IN WITNESS WHEREOF, the parties hereto have executed this Agreement on the date and year first above written.

 

AffaMed Therapeutics (HK) Limited

 

By /s/Ting Liu_____________________

Name: Ting Liu

Title: President

 

 

 

Visara, Inc.

 

By /s/Sean Wuxiong Cao________________

Name: Sean Wuxiong Cao

Title: Director

 

8

 


 

Schedule 1

Assigned Contracts

 

The Exclusive License Agreement dated November 6, 2021 by and among AskGene Pharma, Inc. a corporation organized and existing under the laws of Delaware USA, with a registered address at 5217 Verdugo Way, Suite A, Camarillo, CA 93012, and AffaMed Therapeutics (HK) Limited a corporation organized and existing under the laws of Hong Kong, with a registered address at Unit 417 4/F, Lippo Centre Tower Two, No. 89 Queensway Admiralty, HK.

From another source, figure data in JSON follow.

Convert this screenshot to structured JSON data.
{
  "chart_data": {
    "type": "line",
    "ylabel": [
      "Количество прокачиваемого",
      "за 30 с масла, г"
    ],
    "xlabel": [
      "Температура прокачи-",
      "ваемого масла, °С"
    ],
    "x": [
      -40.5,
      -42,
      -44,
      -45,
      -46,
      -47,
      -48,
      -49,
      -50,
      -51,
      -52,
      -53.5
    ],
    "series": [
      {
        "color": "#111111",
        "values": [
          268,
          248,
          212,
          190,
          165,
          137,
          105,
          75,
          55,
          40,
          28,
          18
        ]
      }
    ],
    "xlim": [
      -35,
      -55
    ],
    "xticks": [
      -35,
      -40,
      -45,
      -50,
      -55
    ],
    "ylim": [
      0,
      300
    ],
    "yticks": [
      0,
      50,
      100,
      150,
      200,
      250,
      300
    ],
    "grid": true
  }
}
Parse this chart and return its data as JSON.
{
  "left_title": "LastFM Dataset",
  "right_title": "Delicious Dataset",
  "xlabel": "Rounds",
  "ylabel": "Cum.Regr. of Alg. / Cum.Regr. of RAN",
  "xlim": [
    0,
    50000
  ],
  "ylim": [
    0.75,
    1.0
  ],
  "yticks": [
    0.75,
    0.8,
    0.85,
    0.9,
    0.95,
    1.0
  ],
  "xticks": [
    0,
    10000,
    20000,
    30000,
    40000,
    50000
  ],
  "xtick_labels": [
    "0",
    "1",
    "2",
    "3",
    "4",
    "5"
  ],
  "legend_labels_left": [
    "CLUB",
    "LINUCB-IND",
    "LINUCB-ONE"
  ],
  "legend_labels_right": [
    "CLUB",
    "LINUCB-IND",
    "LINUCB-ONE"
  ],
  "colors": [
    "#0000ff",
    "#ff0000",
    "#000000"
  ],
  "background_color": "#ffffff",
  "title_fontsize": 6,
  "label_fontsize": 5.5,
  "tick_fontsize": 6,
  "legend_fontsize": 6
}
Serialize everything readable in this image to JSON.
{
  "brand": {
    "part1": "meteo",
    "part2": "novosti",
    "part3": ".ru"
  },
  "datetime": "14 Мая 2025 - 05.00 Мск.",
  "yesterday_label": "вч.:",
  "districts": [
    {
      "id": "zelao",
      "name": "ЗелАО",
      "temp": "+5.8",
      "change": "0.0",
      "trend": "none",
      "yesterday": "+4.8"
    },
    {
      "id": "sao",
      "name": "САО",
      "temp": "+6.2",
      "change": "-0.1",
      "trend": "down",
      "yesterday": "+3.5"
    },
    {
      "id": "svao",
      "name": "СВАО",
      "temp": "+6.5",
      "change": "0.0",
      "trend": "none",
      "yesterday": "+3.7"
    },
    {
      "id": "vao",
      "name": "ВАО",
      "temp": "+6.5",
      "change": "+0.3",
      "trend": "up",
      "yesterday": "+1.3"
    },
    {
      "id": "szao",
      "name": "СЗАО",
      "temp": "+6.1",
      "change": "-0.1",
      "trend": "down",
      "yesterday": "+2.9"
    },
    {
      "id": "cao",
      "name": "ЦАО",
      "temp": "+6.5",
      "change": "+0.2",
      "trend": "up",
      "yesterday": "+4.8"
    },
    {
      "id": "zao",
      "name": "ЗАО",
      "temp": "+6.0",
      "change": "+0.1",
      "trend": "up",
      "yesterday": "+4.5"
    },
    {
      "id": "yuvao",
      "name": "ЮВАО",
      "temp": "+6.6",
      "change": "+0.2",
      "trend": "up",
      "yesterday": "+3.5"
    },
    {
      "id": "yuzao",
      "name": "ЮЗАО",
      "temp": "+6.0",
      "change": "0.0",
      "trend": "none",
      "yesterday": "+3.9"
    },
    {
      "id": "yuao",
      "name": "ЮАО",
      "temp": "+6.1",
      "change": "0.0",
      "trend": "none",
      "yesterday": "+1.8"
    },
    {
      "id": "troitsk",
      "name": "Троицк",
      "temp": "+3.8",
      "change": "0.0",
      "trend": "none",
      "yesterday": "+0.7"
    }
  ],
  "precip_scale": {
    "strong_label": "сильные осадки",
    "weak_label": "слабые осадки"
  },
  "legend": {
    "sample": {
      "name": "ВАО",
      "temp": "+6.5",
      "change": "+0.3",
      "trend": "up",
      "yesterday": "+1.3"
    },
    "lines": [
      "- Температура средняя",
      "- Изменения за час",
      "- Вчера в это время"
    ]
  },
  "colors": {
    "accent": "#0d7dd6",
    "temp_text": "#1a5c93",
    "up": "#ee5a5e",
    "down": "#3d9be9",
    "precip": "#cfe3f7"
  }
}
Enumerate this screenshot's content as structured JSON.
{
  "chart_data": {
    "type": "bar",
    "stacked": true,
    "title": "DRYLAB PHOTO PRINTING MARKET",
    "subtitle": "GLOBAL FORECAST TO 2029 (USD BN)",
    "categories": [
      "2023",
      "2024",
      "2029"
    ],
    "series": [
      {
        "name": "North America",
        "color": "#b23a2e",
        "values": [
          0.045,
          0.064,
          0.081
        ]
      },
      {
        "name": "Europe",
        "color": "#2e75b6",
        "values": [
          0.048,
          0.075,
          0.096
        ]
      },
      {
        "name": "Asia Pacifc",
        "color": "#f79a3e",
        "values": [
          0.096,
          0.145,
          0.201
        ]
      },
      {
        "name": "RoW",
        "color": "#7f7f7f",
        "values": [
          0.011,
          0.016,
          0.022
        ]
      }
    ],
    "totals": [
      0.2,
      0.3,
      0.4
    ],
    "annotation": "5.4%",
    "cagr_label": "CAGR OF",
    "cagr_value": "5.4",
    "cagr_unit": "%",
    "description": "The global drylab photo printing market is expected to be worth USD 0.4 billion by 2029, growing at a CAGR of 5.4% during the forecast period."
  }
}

The Safety Data Exchange Agreement dated August 25, 2022 by and among AskGene Pharma, Inc. a corporation organized and existing under the laws of Delaware USA, with a registered address at 5217 Verdugo Way, Suite A, Camarillo, CA 93012, and AffaMed Therapeutics (HK) Limited a corporation organized and existing under the laws of Hong Kong, with a registered address at Unit 417 4/F, Lippo Centre Tower Two, No. 89 Queensway Admiralty, HK.